I saw this on Instagram and instantly said to myself, “Gods, the accuracy!” So of course I decided to share. This is going to give people a lot more insight into who I am than I am normally comfortable with sharing, but it may also help me get to the bottom of some of my own misgivings about myself.
I have included information from my birth chart below, just to help with understanding how this thing works.
Sun Sign [LEO]: A Warrior
Moon Sign [CANCER]: Deep
Mercury Sign [VIRGO]: Fruitful
Mars Sign [TAURUS]: Abiding
Venus Sign [LEO]: Affection
Rising Sign [CANCER]: The Nurturer
Yes, I do consider myself a warrior. I will fight tooth and nail for something i believe in, and I am fiercely protective of people I love. No challenge is too big and the reward is in the success of completion. But on the flip side, I am so emotional. I sometimes think that there may be a bit of empath in my soul because I have issues separating how I feel and how someone else feels. There is not a time that I am not on an emotional roller coaster. Some days its like a ride at six flags and others it is simply the oblong circle of tracks at the state fair.
According to this, I think fruitfully. I take this to mean that I am a bit of a perfectionist when planning. When you fail to plan, you plan to fail and all that great stuff. I try not to make big decisions spur of the moment, but with me being emotional all the fucking time, sometimes this doesn’t exactly go as planned. *Deep Sigh*
As far as expressing my energy, I am very careful about what I do with my time. Most of the times, it could come off as lazing around, but I like to think that I’m expending some of those pent up emotions by doing something simple and most of the times artistic. however, if it is a project or task that needs to get done, I pace myself and see it to completion.

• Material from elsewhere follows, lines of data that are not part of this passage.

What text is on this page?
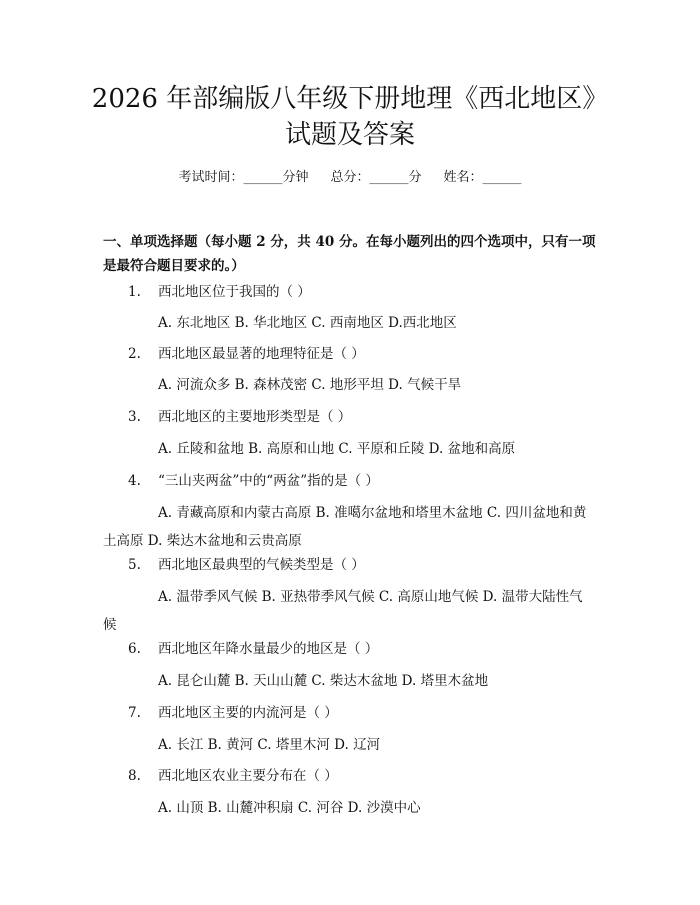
2026 年部编版八年级下册地理《西北地区》
试题及答案
考试时间：______分钟 总分：______分 姓名：______
一、单项选择题（每小题 2 分，共 40 分。在每小题列出的四个选项中，只有一项是最符合题目要求的。）
1. 西北地区位于我国的（ ）
A. 东北地区 B. 华北地区 C. 西南地区 D.西北地区
2. 西北地区最显著的地理特征是（ ）
A. 河流众多 B. 森林茂密 C. 地形平坦 D. 气候干旱
3. 西北地区的主要地形类型是（ ）
A. 丘陵和盆地 B. 高原和山地 C. 平原和丘陵 D. 盆地和高原
4. “三山夹两盆”中的“两盆”指的是（ ）
A. 青藏高原和内蒙古高原 B. 准噶尔盆地和塔里木盆地 C. 四川盆地和黄土高原 D. 柴达木盆地和云贵高原
5. 西北地区最典型的气候类型是（ ）
A. 温带季风气候 B. 亚热带季风气候 C. 高原山地气候 D. 温带大陆性气候
6. 西北地区年降水量最少的地区是（ ）
A. 昆仑山麓 B. 天山山麓 C. 柴达木盆地 D. 塔里木盆地
7. 西北地区主要的内流河是（ ）
A. 长江 B. 黄河 C. 塔里木河 D. 辽河
8. 西北地区农业主要分布在（ ）
A. 山顶 B. 山麓冲积扇 C. 河谷 D. 沙漠中心
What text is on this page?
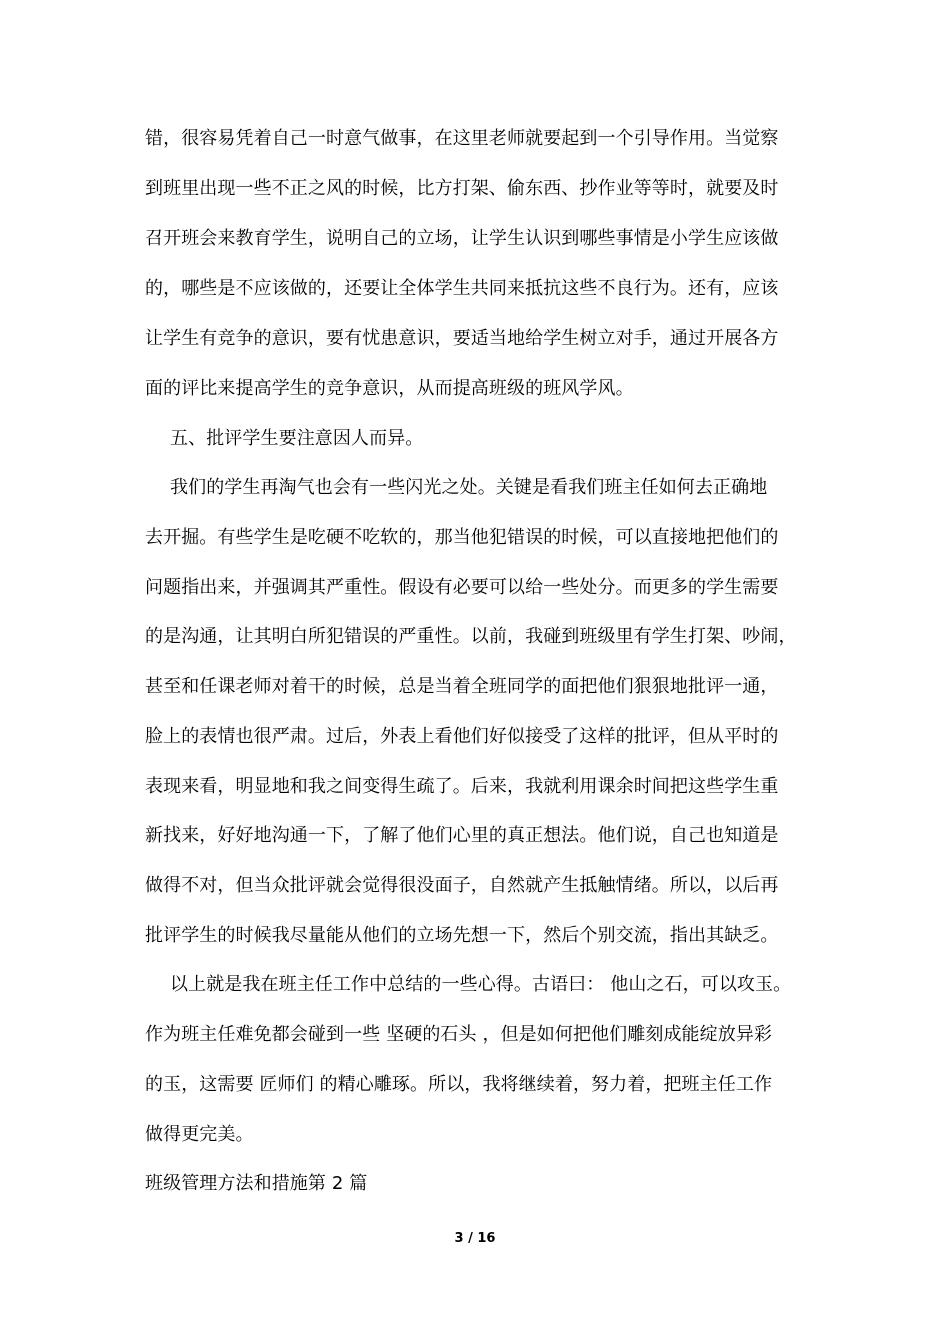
错，很容易凭着自己一时意气做事，在这里老师就要起到一个引导作用。当觉察
到班里出现一些不正之风的时候，比方打架、偷东西、抄作业等等时，就要及时
召开班会来教育学生，说明自己的立场，让学生认识到哪些事情是小学生应该做
的，哪些是不应该做的，还要让全体学生共同来抵抗这些不良行为。还有，应该
让学生有竞争的意识，要有忧患意识，要适当地给学生树立对手，通过开展各方
面的评比来提高学生的竞争意识，从而提高班级的班风学风。
五、批评学生要注意因人而异。
我们的学生再淘气也会有一些闪光之处。关键是看我们班主任如何去正确地
去开掘。有些学生是吃硬不吃软的，那当他犯错误的时候，可以直接地把他们的
问题指出来，并强调其严重性。假设有必要可以给一些处分。而更多的学生需要
的是沟通，让其明白所犯错误的严重性。以前，我碰到班级里有学生打架、吵闹，
甚至和任课老师对着干的时候，总是当着全班同学的面把他们狠狠地批评一通，
脸上的表情也很严肃。过后，外表上看他们好似接受了这样的批评，但从平时的
表现来看，明显地和我之间变得生疏了。后来，我就利用课余时间把这些学生重
新找来，好好地沟通一下，了解了他们心里的真正想法。他们说，自己也知道是
做得不对，但当众批评就会觉得很没面子，自然就产生抵触情绪。所以，以后再
批评学生的时候我尽量能从他们的立场先想一下，然后个别交流，指出其缺乏。
以上就是我在班主任工作中总结的一些心得。古语曰： 他山之石，可以攻玉。
作为班主任难免都会碰到一些 坚硬的石头 ，但是如何把他们雕刻成能绽放异彩
的玉，这需要 匠师们 的精心雕琢。所以，我将继续着，努力着，把班主任工作
做得更完美。
班级管理方法和措施第 2 篇
3 / 16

I’m a pet person. I think it has a lot to do with how affectionate I am and how wary of other humans I also am. I want nothing more than to cuddle with a significant other and simple be in each others presence as our energies play nice together, but I don’t trust people… or maybe I don’t trust me. I haven’t exactly gotten that far in my self knowledge yet. But I know I am terrified of devoting myself to someone who won’t appreciate it. I don’t want to turn psycho out here in these streets.
And here we are back to this empath stuff. I often take on the role of the nurturer. the Leo in me makes me strong and I shoulder a lot of people’s problems. I want to fix a lot of people I meet, often because I see the potential in them and understand that somewhere along the way, they needed someone like me and didn’t have them to guide them. its a blessing and a curse. Being a nurturer makes you feel a lot like MaMa Earth— You supply the population with everything they need to survive and yet they pillage and rape your lands in the name of advancement.
I always wondered why I didn’t match the traditional generalizations that come along with being a Leo zodiac, but then I stumbled upon my natal chart and it all got way to convoluted before it started actually making sense. There’s a lot more to Amber—more than just being a strong and proud Leo— but this is a quick and simple yet in depth look at some of my personality quirks. Strange how accurate it is, don’t you think?